Seoul mencatat angka kesuburan terendah di antara kota-kota besar, yaitu 0,58. Ibu kota ini menampung sekitar seperlima dari total populasi negara yang berjumlah 51 juta jiwa. Busan, kota pelabuhan di tenggara, berada di posisi kedua terendah dengan angka 0,68. Sejong, yang menjadi pusat pemerintahan, melaporkan angka kesuburan tertinggi di 1,03.
Beberapa faktor disalahkan atas keengganan masyarakat Korea Selatan untuk memiliki anak, termasuk tingginya biaya hidup dan kurangnya perumahan terjangkau.

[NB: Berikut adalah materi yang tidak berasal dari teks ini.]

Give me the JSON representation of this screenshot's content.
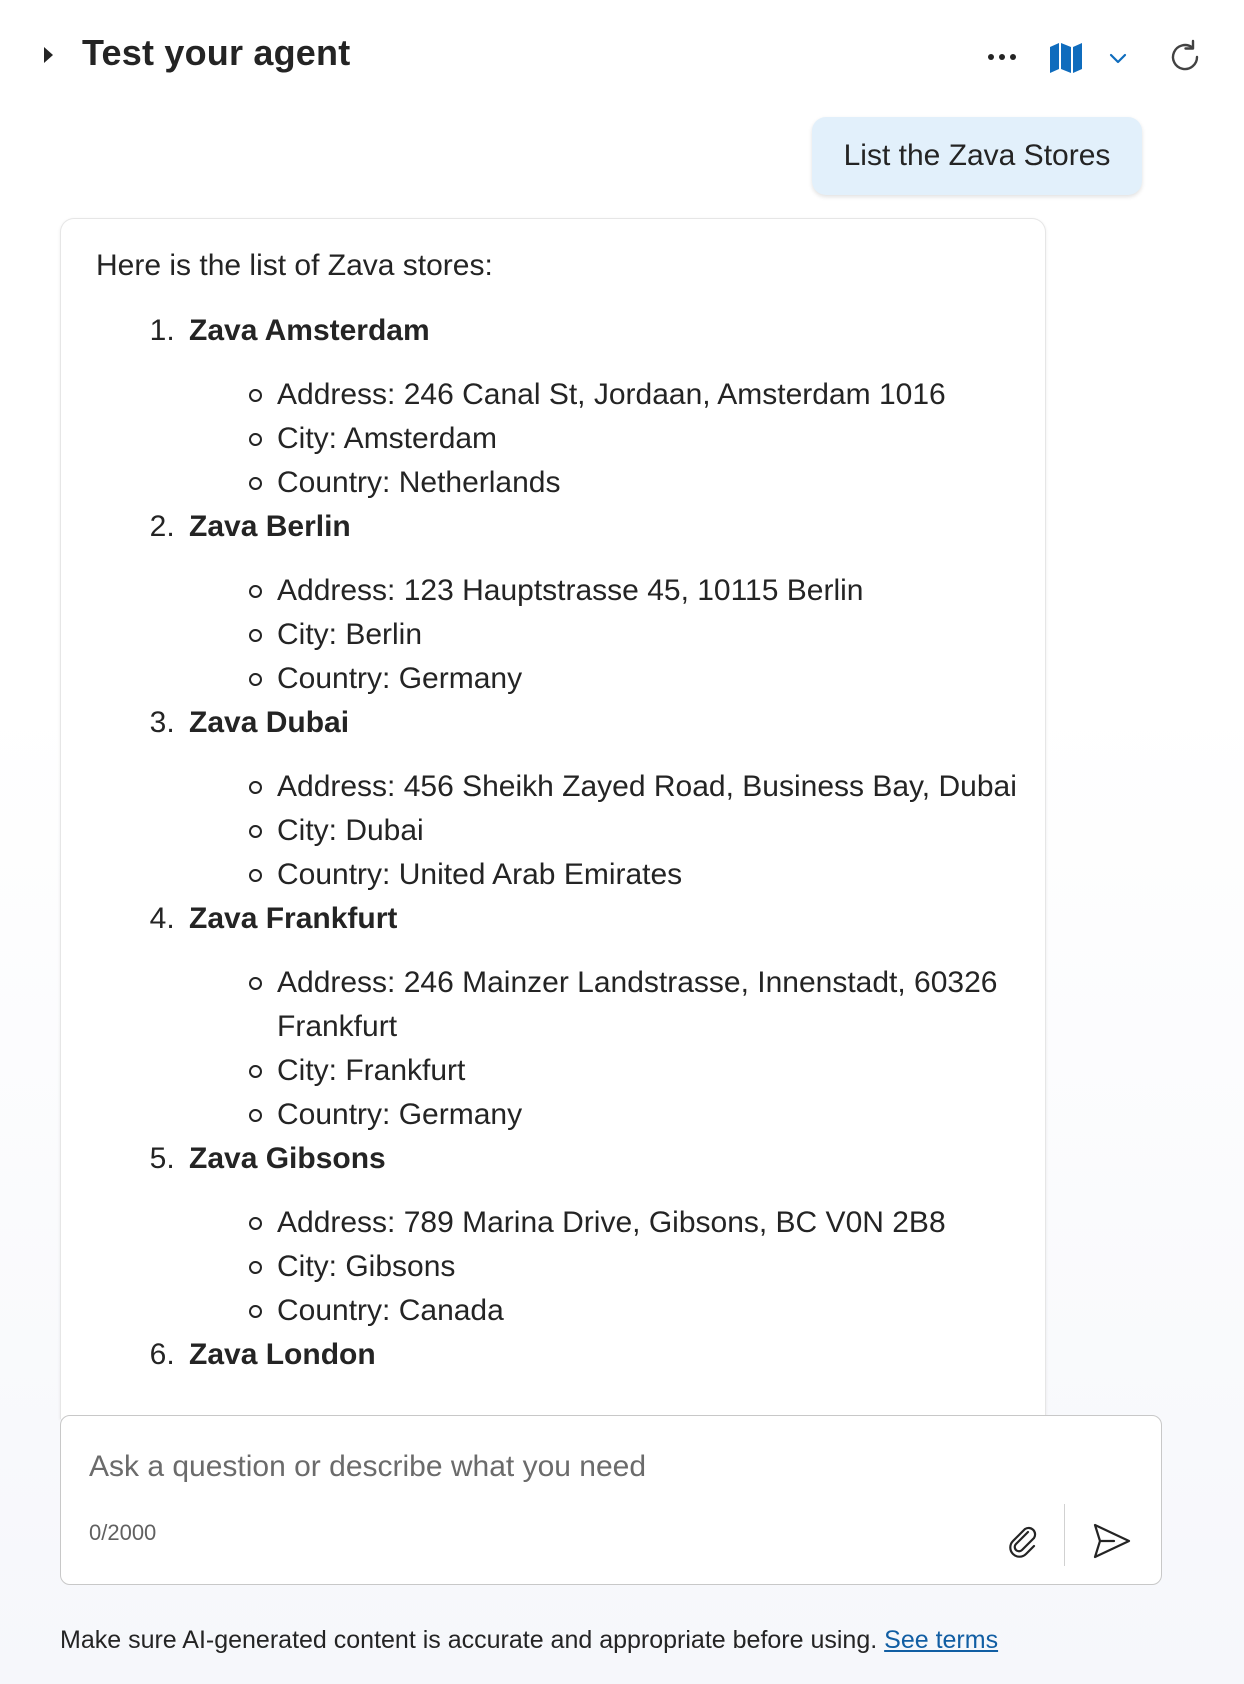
{
  "header": {
    "title": "Test your agent",
    "more_icon": "more-horizontal-icon",
    "map_icon": "map-icon",
    "chevron_icon": "chevron-down-icon",
    "refresh_icon": "refresh-icon",
    "accent_color": "#0f6cbd"
  },
  "conversation": {
    "user_message": "List the Zava Stores",
    "bot_intro": "Here is the list of Zava stores:",
    "stores": [
      {
        "number": "1.",
        "name": "Zava Amsterdam",
        "details": [
          "Address: 246 Canal St, Jordaan, Amsterdam 1016",
          "City: Amsterdam",
          "Country: Netherlands"
        ]
      },
      {
        "number": "2.",
        "name": "Zava Berlin",
        "details": [
          "Address: 123 Hauptstrasse 45, 10115 Berlin",
          "City: Berlin",
          "Country: Germany"
        ]
      },
      {
        "number": "3.",
        "name": "Zava Dubai",
        "details": [
          "Address: 456 Sheikh Zayed Road, Business Bay, Dubai",
          "City: Dubai",
          "Country: United Arab Emirates"
        ]
      },
      {
        "number": "4.",
        "name": "Zava Frankfurt",
        "details": [
          "Address: 246 Mainzer Landstrasse, Innenstadt, 60326 Frankfurt",
          "City: Frankfurt",
          "Country: Germany"
        ]
      },
      {
        "number": "5.",
        "name": "Zava Gibsons",
        "details": [
          "Address: 789 Marina Drive, Gibsons, BC V0N 2B8",
          "City: Gibsons",
          "Country: Canada"
        ]
      },
      {
        "number": "6.",
        "name": "Zava London",
        "details": []
      }
    ]
  },
  "composer": {
    "placeholder": "Ask a question or describe what you need",
    "value": "",
    "counter": "0/2000",
    "attach_icon": "attach-icon",
    "send_icon": "send-icon"
  },
  "footer": {
    "disclaimer": "Make sure AI-generated content is accurate and appropriate before using.",
    "terms_link": "See terms",
    "link_color": "#115ea3"
  }
}
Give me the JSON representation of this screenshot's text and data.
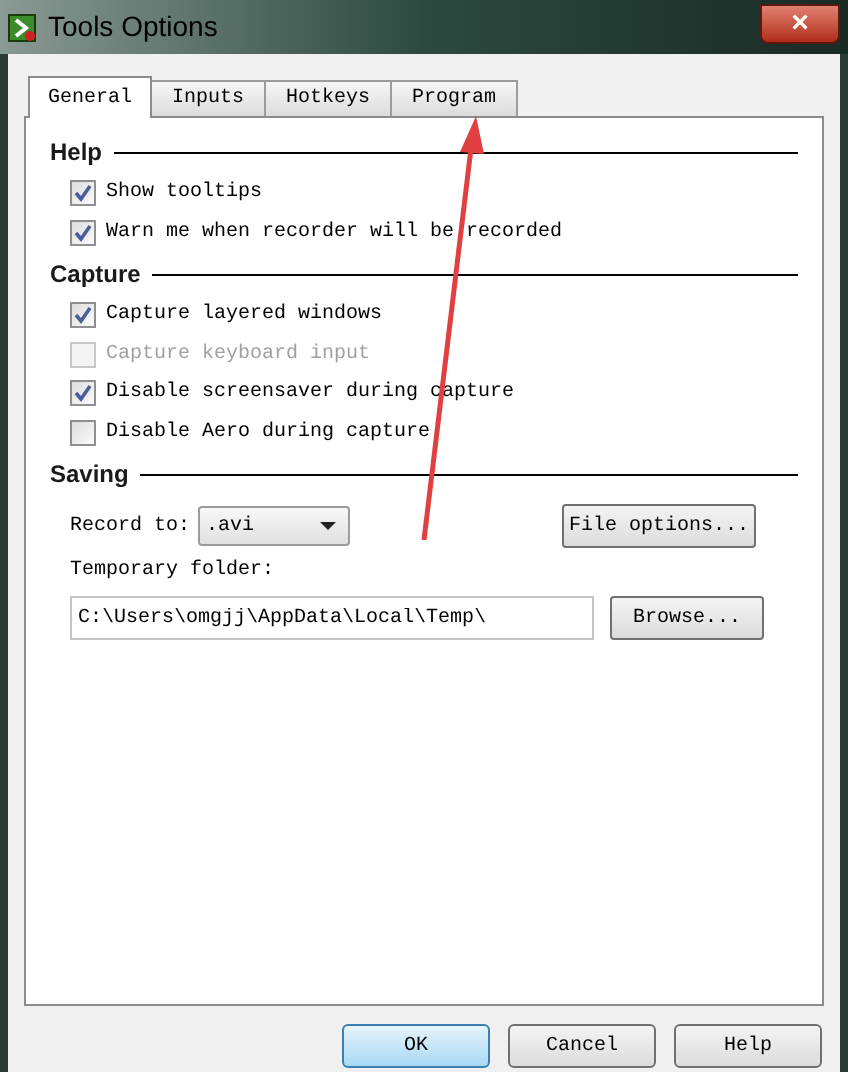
{
  "window": {
    "title": "Tools Options",
    "close": "×"
  },
  "tabs": [
    {
      "label": "General",
      "selected": true
    },
    {
      "label": "Inputs",
      "selected": false
    },
    {
      "label": "Hotkeys",
      "selected": false
    },
    {
      "label": "Program",
      "selected": false
    }
  ],
  "sections": [
    {
      "title": "Help",
      "options": [
        {
          "label": "Show tooltips",
          "checked": true,
          "disabled": false
        },
        {
          "label": "Warn me when recorder will be recorded",
          "checked": true,
          "disabled": false
        }
      ]
    },
    {
      "title": "Capture",
      "options": [
        {
          "label": "Capture layered windows",
          "checked": true,
          "disabled": false
        },
        {
          "label": "Capture keyboard input",
          "checked": false,
          "disabled": true
        },
        {
          "label": "Disable screensaver during capture",
          "checked": true,
          "disabled": false
        },
        {
          "label": "Disable Aero during capture",
          "checked": false,
          "disabled": false
        }
      ]
    },
    {
      "title": "Saving"
    }
  ],
  "saving": {
    "record_label": "Record to:",
    "record_value": ".avi",
    "file_options": "File options...",
    "folder_label": "Temporary folder:",
    "folder_value": "C:\\Users\\omgjj\\AppData\\Local\\Temp\\",
    "browse": "Browse..."
  },
  "buttons": [
    {
      "label": "OK",
      "default": true
    },
    {
      "label": "Cancel",
      "default": false
    },
    {
      "label": "Help",
      "default": false
    }
  ]
}
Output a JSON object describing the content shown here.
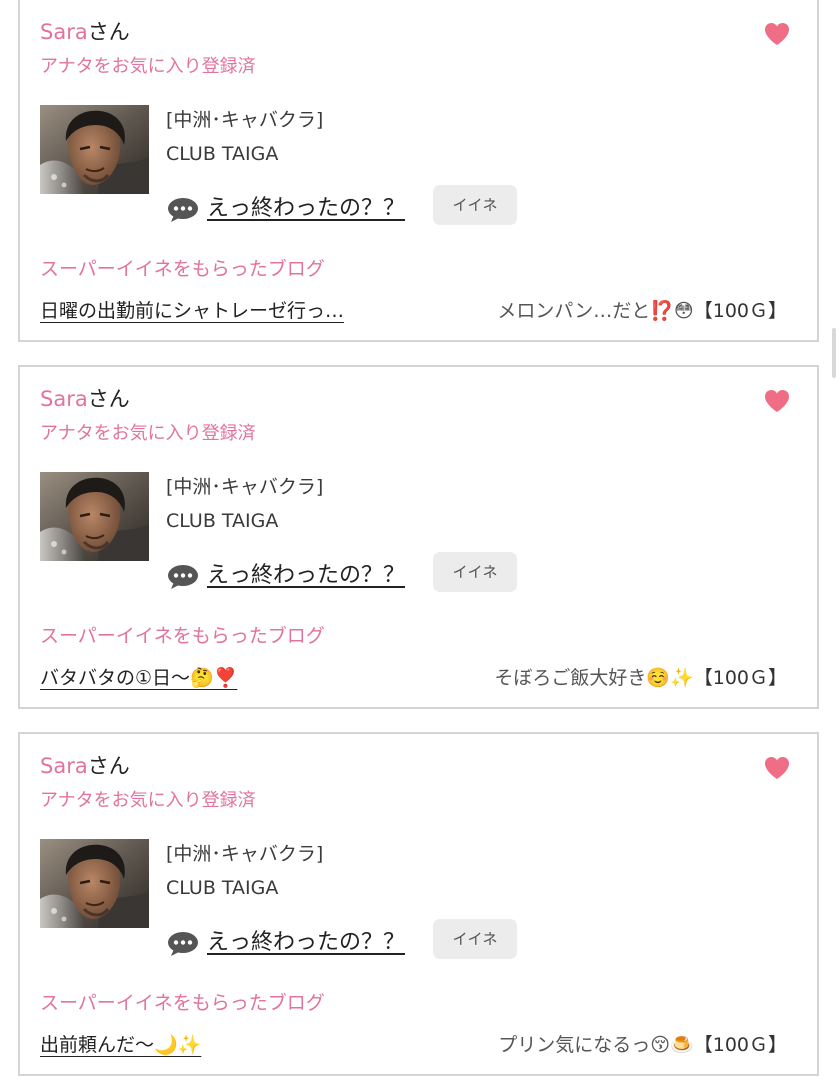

Para orang tua juga khawatir akan konsekuensi yang tidak menguntungkan setelah kembali ke kantor usai cuti mengasuh anak. Selain itu, mereka menghadapi biaya pendidikan yang secara proporsional termasuk yang tertinggi di dunia maju.
Menyusutnya populasi juga menjadi perhatian bagi bank sentral. Produsen chip, pembuat mobil, dan perusahaan manufaktur lainnya mungkin akan mempercepat relokasi produksi mereka ke luar negeri seiring berkurangnya tenaga kerja, yang dapat memberikan tekanan pada mata uang lokal. Sementara itu, pertumbuhan ekonomi yang melambat dapat mendorong otoritas untuk meningkatkan dukungan moneter dan fiskal, yang pada akhirnya dapat memperburuk gelembung aset.